The Sestiere of Dorsoduro it’ s a liveliness, rich of history and quite populated part of the city, many are the ways to visit it and way more the ways to talk about it.
It confines to the north with the “ Sestiere di Santa Croce and San Polo, the Rio (canal) Ca’ Foscari and Rio Malcanton, to the east we find the Canal Grande, to the south the “ Canale della Giudecca” and the homonymous island, it’ is linked to san Mark’ s Square by the Accademia bridge.
The oldest church of the area , the Church of San Nicolò dei Mendicoli (orient side of the Sestiere).
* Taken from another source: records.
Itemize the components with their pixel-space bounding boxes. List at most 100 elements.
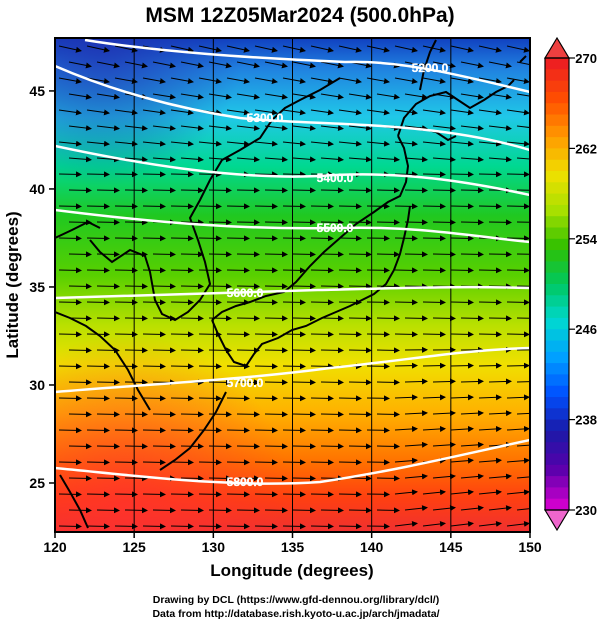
- wind-arrow: [432, 156, 456, 163]
- wind-arrow: [516, 444, 530, 447]
- y-axis-ticks: 25 30 35 40 45: [29, 83, 55, 491]
- wind-arrow: [170, 45, 194, 53]
- wind-arrow: [404, 410, 428, 417]
- wind-arrow: [460, 473, 484, 480]
- wind-arrow: [422, 77, 446, 85]
- wind-arrow: [488, 473, 512, 480]
- height-contour: [55, 208, 530, 244]
- wind-arrow: [460, 156, 484, 163]
- wind-arrow: [488, 61, 512, 69]
- contour-label: 5600.0: [227, 286, 264, 300]
- x-tick-label: 145: [439, 539, 463, 555]
- colorbar-cell: [545, 464, 569, 477]
- wind-arrow: [292, 93, 316, 100]
- x-axis-label: Longitude (degrees): [210, 561, 373, 580]
- colorbar: 270 262 254 246 238 230: [543, 36, 598, 532]
- wind-arrow: [86, 109, 110, 116]
- wind-arrow: [282, 77, 306, 85]
- wind-arrow: [460, 441, 484, 448]
- colorbar-cell: [545, 103, 569, 115]
- colorbar-cell: [545, 306, 569, 319]
- wind-arrow: [394, 140, 418, 147]
- wind-arrow: [404, 61, 428, 69]
- colorbar-cell: [545, 250, 569, 262]
- contour-label: 5700.0: [227, 376, 264, 390]
- colorbar-cell: [545, 227, 569, 240]
- colorbar-ticks: 270 262 254 246 238 230: [569, 51, 598, 518]
- wind-arrow: [450, 425, 474, 432]
- colorbar-cell: [545, 272, 569, 285]
- wind-arrow: [460, 125, 484, 132]
- colorbar-cell: [545, 193, 569, 206]
- wind-arrow: [68, 61, 92, 69]
- wind-arrow: [236, 93, 260, 100]
- wind-arrow: [124, 61, 148, 69]
- wind-arrow: [292, 61, 316, 69]
- wind-arrow: [404, 156, 428, 163]
- wind-arrow: [432, 125, 456, 132]
- wind-arrow: [432, 505, 456, 512]
- wind-arrow: [506, 140, 530, 147]
- wind-arrow: [450, 520, 474, 527]
- colorbar-frame: [544, 57, 570, 511]
- wind-arrow: [58, 77, 82, 85]
- wind-arrow: [516, 61, 530, 66]
- colorbar-cell: [545, 159, 569, 172]
- wind-arrow: [404, 378, 428, 385]
- wind-arrow: [478, 425, 502, 432]
- wind-arrow: [460, 410, 484, 417]
- x-tick-label: 135: [281, 539, 305, 555]
- colorbar-cell: [545, 295, 569, 308]
- wind-arrow: [450, 45, 474, 53]
- colorbar-top-cap: [543, 36, 571, 59]
- wind-arrow: [226, 45, 250, 53]
- wind-arrow: [394, 45, 418, 53]
- wind-arrow: [180, 93, 204, 100]
- colorbar-cell: [545, 261, 569, 274]
- wind-arrow: [208, 61, 232, 69]
- wind-arrow: [506, 45, 530, 53]
- wind-arrow: [422, 45, 446, 53]
- colorbar-cell: [545, 114, 569, 127]
- wind-arrow: [460, 505, 484, 512]
- wind-arrow: [348, 93, 372, 100]
- wind-arrow: [488, 378, 512, 385]
- wind-arrow: [432, 441, 456, 448]
- wind-arrow: [310, 140, 334, 147]
- y-tick-label: 40: [29, 181, 45, 197]
- colorbar-tick-label: 246: [575, 322, 597, 337]
- wind-arrow: [460, 61, 484, 69]
- wind-arrow: [254, 45, 278, 53]
- wind-arrow: [124, 156, 148, 163]
- wind-arrow: [226, 77, 250, 85]
- contour-label: 5400.0: [317, 171, 354, 185]
- wind-arrow: [478, 520, 502, 527]
- wind-arrow: [450, 140, 474, 147]
- wind-arrow: [68, 156, 92, 163]
- colorbar-cell: [545, 171, 569, 183]
- wind-arrow: [506, 457, 530, 464]
- wind-arrow: [236, 61, 260, 69]
- wind-arrow: [180, 156, 204, 163]
- colorbar-cell: [545, 284, 569, 296]
- wind-arrow: [422, 140, 446, 147]
- wind-arrow: [404, 93, 428, 100]
- y-tick-label: 25: [29, 475, 45, 491]
- footer-data-credit: Data from http://database.rish.kyoto-u.a…: [152, 608, 439, 620]
- wind-arrow: [488, 410, 512, 417]
- wind-arrow: [506, 109, 530, 116]
- wind-arrow: [478, 45, 502, 53]
- height-contour: [55, 144, 530, 197]
- height-contour: [84, 38, 530, 94]
- wind-arrow: [450, 394, 474, 401]
- wind-arrow: [96, 93, 120, 100]
- x-tick-label: 140: [360, 539, 384, 555]
- wind-arrow: [366, 109, 390, 116]
- colorbar-cell: [545, 363, 569, 375]
- wind-arrow: [348, 125, 372, 132]
- wind-arrow: [254, 109, 278, 116]
- wind-arrow: [516, 476, 530, 479]
- contour-label: 5200.0: [412, 61, 449, 75]
- wind-arrow: [152, 61, 176, 69]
It’ s said that it is one of the oldest of Venice, the first building is dated VII century.
The origin of its name are unknown, it’is supposed it may come from the word Mendigola, the old name of the island where the church is built, or from the word “ mendici” because of the poor lifestyle of the inhabitants of the era.
In this area of the City had home the “ Nicolotti” one of the two workers party of the arsenal opposing the Castellani (inhabitants of Sestiere di Castello) between the two factions there was a strong rivalry ( it is said that this rivalry was instigate by the Venetian government to keep people well trained and ready to fight) several times a year the two faction had fights on the “ Ponti dei Pugni ” (bridges of punch) a sort of boxing ring without the balustrade were the strongest men had a naked hand fight, it was common that one of the two or even both fell into water.
One of the most famous Ponte dei Pugni can be found in Campo San Barnaba, it can be easily recognized by the white marble shoe imprint on each of the four corner.
Close to the Church of San Nicolò is the Church of Anzolo Rafael (Archangel Rafael, a very rare case of church dedicated to an Archangel) and the Church of San Sebastian, this last one is dated 1506, a project of Antonio Abbondi ended in 1548 and consecrated in 1562. a multitude of decoration by Paolo Caliari aka Paolo Veronese enriched the inner side of the church, the altar, the doors of the organ panels and the presbiterium.
Paolo Veronese was buried by the organ as his wish.
An interesting area is the one surrounding “Campo Santa Margherita” , not only for the architectural, but for the life in and outside the square.
Right after crossing the Campo Santa Margherita you get around the Accademia, known not only for the wooden bridge spanning across the Canal Grande but for the quite important museums and art gallery, worth to be mentioned Ca’ Rezzonico, Accademia Gallery, Peggy Guggenheim Museum and “ Punta della Dogana ” so called because it was the custom point of the Serenissima republic. From there a great view of st. Marks Basin, the Square (of Saint Mark), the Island of Giudecca and San Giorgio.
Walking around the “ Punta della Dogana “ you find yourself facing the Giudecca Canal on the Zattere pier, this part of the city is exposed to the south and it is sunny, warm and calm, often utilized by tourist and resident for jogging or serious running, it’ s here along that passes the Venice Marathon racers.
Around halfway, slightly on the inner side and facing the “ Rio di San Trovaso ” there it is anoter jewel, the “ Squero di San Trovaso ” the architectural style of this building resembling the typical farmer houses on the Veneto dolomites, its mainly wooden and it is a gondola shipyard.
The “ isle of Giudecca “ is part of the “ Sestiere di Dorsoduro”. Since ever is rich of gardens and kitchen gardens, lately become a residential quarter quite sough after, despite to the fact that was a place were the Serenissima governors confined Jewish way before the building of the Getto, it was and sometimes still is called by old Venetian “ the isle of Seals”.
Worth to be mentioned the Church of Redentore and the homonymous “ Feast of Redentore ” held yearly in July.